R1 : Et moi, j'étais ???. Tu te rappelles pas de ça quand il y avait la cité qu'ils déchargeaient les wagons.

R3 : Si.

R1 : C'était la plaque tournante. Et moi, je suis né dans la petite maison. La première maison. Je revois ma grand-mère qui voyait ça.

Q1 : Ça a dû vous faire bizarre, dans le village, quand ils ont tout détruit, si rapidement ?

R3 : Ah ben, les gens, ça fait mal au cœur. On avait du mal à comprendre.

R2 : Moi, je me réveillais la nuit, je repensais à ça, on en perd le sommeil, franchement. La sucrerie, tous les logements, pis du jour au lendemain, plus rien.

R1 : Surtout, ils ont rasé des logements, vraiment des logements de valeur, c'est vous dire.

R2 : La valeur même du bâtiment.

R1 : Ils venaient de refaire tout le chauffage central dedans, toutes les salles de bains, ils ont tout rasé, ils ont mis le feu d'abord.

R3 : En face, ils étaient bien ces petites maisons.

R1 : C'est les pompiers de Crépy en Valois, les pompiers qui sont venus faire des essais.

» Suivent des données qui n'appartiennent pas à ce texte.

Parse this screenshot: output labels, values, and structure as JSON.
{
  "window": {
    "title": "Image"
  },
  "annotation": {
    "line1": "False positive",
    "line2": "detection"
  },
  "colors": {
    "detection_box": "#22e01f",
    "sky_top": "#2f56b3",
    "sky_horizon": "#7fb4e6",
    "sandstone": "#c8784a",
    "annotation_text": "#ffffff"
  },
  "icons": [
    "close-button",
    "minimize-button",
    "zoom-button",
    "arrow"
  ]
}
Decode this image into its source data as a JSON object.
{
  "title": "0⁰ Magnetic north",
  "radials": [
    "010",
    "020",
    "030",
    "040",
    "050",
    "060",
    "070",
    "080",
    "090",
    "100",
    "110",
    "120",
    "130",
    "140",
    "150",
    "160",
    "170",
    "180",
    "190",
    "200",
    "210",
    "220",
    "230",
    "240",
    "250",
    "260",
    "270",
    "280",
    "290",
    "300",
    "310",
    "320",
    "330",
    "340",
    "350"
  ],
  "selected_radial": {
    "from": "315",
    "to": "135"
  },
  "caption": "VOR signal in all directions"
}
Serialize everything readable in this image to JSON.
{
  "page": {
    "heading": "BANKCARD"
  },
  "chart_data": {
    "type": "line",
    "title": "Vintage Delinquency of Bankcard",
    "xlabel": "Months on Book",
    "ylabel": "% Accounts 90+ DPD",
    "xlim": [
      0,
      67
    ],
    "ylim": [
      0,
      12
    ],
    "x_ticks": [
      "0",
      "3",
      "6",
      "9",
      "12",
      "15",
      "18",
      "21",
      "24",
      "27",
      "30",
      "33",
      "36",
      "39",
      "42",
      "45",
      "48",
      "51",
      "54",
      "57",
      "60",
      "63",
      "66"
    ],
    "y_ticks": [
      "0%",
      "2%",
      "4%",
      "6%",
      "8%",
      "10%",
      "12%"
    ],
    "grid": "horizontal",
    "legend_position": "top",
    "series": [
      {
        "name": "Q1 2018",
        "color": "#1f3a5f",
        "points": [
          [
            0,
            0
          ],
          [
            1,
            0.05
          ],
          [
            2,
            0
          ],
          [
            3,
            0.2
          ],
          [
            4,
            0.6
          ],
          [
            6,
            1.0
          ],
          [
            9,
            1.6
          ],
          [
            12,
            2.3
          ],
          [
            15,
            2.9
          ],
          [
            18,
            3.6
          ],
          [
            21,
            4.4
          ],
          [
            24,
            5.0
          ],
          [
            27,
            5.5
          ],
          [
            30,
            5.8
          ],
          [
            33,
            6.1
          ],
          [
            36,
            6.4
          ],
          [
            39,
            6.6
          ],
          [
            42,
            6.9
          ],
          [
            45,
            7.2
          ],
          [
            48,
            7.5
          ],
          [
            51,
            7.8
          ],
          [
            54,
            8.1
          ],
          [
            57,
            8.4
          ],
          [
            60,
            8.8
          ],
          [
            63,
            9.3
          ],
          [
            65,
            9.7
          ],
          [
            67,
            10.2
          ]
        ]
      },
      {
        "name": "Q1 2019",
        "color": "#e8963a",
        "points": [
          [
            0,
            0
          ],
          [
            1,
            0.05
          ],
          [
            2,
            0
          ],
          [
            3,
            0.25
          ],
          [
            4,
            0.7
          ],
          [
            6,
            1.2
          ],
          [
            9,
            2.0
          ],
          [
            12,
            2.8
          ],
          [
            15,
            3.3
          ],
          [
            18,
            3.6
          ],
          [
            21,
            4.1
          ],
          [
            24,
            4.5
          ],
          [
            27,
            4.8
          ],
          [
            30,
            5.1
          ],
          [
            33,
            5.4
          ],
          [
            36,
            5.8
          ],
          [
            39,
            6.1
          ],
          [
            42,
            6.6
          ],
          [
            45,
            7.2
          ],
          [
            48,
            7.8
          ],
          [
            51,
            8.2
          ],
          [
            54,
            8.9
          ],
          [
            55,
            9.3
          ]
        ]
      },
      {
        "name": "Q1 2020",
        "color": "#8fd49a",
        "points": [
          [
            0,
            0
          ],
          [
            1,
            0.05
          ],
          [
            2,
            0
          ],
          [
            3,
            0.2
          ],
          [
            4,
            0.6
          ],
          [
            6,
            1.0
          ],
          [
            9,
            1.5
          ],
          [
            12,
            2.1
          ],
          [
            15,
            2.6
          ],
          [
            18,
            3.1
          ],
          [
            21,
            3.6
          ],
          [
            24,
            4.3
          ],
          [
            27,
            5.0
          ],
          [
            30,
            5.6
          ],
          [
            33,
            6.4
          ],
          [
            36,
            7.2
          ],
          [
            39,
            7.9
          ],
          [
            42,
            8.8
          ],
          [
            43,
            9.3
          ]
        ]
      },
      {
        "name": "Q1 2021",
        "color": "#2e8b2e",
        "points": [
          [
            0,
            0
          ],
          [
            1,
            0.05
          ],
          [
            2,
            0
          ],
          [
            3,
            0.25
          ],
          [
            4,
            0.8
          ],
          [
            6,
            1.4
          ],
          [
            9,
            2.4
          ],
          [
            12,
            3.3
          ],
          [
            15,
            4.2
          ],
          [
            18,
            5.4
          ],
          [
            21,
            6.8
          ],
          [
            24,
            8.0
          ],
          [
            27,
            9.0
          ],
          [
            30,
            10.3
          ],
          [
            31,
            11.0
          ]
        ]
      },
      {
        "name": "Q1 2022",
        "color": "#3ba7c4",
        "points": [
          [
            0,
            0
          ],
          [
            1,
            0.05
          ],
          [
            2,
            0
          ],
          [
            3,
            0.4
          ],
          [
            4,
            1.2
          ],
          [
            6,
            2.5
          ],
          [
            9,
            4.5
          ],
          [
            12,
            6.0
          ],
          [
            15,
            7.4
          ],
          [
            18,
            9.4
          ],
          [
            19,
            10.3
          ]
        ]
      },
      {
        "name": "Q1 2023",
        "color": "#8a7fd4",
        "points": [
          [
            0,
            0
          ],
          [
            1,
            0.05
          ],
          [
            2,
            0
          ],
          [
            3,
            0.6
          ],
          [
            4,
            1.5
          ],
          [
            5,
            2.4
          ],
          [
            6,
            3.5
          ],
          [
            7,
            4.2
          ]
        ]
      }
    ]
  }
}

Y avait une salle de restaurant, magnifique, des tentures, et tout, non, non, ils ont tout brûlé, ils ont mis le feu.

R3 : Oh oui, là…

R1 : Oui, là, ils ont été un peu forts, c'est pour ça qu'on leur reproche beaucoup.

R2 : Pas l'ancienne direction, la nouvelle direction.

R1 : La nouvelle direction.

R2 : Ceux qui ont racheté l'usine.

R1 : Ceux qui ont racheté l'usine vraiment. Parce que c'est vrai que ça a été racheté.

Q1 : Vous savez, vous savez par qui ça a été racheté ?

R2 : Ben, ça a été racheté par la CFS, la première fois…

R1 : Par des italiens aussi.

R2 : Et ensuite, Beghin Say, Beghin Say, c'est italien.

R3 : Et puis, là, c'est arrêté, mais comment Chevrières c'est racheté aussi.

R2 : Maintenant, c'est Beghin Say.

R3 : Non, c'est pas Beghin Say.

R2 : Non, c'est pas Beghin Say.

R1 : C'est ???, non. C'est un groupement de cultivateurs, je crois.

R2 : C'est ça oui.

R3 : ??? il dit j'ai mes parts là-dedans et pis il va à Vic-sur-Aisne, lui avec ses silos.